Tuesday, March 09, 2010

Stational Churches of Lent: Tuesday after the Third Sunday in Lent

Station: S. Pudenziana al Viminale
(Collecta: Ss. Sergius and Bacchus)

(Image source)

(Image source)

(Image source)

From the Churches of Rome wiki:
The church is one of the tituli, the first parish churches in Rome. It was known as the Titulus Pudentiana, named after the daughter of the Roman Senator St Pudens. It's mentioned in the Liber Pontificalis, and a tombstone from 384 refers to a man named Leopardus as lector de Pudentiana, this name refers to St Pudentiana. This latter form is first attested in the 4th century apse mosaic; earlier documents and inscriptions use Pudentiana, who was a daughter of St Pudens and sister of St Praxedes (see Santa Prassede). The first church or chapel on the site may have been established as early as in the pontificate of Pius I (140–155).

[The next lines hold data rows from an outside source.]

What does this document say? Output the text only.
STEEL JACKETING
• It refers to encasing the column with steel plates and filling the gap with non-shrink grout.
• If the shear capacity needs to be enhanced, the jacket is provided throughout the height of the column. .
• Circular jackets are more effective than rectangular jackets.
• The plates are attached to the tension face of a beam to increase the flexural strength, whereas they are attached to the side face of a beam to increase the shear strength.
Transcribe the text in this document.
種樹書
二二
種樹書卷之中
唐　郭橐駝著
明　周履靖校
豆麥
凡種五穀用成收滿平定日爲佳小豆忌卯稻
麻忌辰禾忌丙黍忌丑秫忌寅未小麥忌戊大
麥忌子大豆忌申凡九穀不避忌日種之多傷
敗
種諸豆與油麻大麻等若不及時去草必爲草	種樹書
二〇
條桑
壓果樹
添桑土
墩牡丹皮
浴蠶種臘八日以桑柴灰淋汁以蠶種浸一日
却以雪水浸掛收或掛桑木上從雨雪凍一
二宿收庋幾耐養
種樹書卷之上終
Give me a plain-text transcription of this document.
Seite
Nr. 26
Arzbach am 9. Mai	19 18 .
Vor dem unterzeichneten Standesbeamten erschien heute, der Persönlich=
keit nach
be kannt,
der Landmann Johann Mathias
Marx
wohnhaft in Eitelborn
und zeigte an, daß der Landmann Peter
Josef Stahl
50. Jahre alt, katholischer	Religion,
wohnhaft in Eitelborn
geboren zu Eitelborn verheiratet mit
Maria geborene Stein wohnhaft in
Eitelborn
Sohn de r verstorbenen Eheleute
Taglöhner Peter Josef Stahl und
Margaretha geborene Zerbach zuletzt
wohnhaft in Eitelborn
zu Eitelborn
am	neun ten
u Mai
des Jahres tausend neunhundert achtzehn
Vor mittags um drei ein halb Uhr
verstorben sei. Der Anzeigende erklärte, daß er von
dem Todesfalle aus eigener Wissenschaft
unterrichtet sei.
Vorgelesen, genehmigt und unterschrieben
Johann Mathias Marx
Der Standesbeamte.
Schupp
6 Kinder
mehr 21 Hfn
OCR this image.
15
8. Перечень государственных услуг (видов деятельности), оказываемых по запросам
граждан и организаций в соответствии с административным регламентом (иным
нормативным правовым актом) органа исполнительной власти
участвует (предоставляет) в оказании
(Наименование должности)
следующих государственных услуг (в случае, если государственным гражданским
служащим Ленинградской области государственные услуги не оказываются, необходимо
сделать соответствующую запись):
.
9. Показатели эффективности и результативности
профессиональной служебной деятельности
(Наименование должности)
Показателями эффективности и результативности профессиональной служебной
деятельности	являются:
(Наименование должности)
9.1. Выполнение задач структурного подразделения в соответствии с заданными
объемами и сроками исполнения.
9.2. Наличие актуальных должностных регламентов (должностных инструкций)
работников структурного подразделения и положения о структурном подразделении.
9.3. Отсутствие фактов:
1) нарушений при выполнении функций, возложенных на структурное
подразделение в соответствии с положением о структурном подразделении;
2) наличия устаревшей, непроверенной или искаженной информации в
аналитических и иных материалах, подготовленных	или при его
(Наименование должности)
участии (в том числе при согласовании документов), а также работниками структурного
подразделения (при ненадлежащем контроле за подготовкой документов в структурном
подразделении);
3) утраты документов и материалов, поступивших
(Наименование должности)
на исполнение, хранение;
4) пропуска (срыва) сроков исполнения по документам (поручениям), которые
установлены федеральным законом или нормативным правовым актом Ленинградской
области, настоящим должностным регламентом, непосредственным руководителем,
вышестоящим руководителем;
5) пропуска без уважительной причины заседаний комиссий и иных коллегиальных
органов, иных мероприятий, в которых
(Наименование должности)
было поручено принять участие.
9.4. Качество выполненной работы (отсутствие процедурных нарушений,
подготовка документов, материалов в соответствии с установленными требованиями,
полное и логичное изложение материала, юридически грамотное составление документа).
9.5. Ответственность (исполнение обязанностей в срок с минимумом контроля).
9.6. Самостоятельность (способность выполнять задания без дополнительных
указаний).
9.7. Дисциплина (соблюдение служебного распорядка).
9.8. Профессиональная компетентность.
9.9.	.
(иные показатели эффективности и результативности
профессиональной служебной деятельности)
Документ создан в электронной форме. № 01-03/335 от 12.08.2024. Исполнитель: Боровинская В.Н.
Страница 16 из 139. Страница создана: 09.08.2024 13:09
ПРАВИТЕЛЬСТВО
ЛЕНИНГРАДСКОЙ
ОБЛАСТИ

The first time this interpretation is mentioned in written sources is in a document from 745. The church is built over the house of St Pudens, which after the deaths of Peter and Paul was used as a 'house church'. Archaeologists have dated the first chapel, built in the bath, to c. 140. This fits with the tradition that claims that the first chapel was built by Pope Pius I. It was converted or rebuilt to a regular church after tolerance was granted to Christians in the early 4th century. Dedicatory inscriptions have been preserved, naming «Illiceus, Leopardus and the Presbyter Maximus» as the persons who financed work in the time of Pope Siricius (384-399).

It was altered in 1588 by Francesco da Volterra, on orders from Cardinal Enrico Caetani. The dome was added at this time. Some of the changes were very unfortunate, such as the partial mutilation of the mosaics from c. 390.

In 1870, when the façade was rebuilt, remains of Roman houses were found beneath the church and neighbouring buildings. It is possible that one of these houses was the original house-church...

The apse mosaic, from about 390, is the oldest in Rome. It is dimly lit, as it must have been when it was made... The lower part of the mosaic was destroyed in the 1588 or 1598 restoration. In the preserved part, Christ presides over his apostles in a courtyard. Only Christ wears a halo, as is expected in mosaics of such an early date. Christ holds a book inscribed Conservator Ecclesiae Pudentianae, "Preserver of the Church of Pudentiana".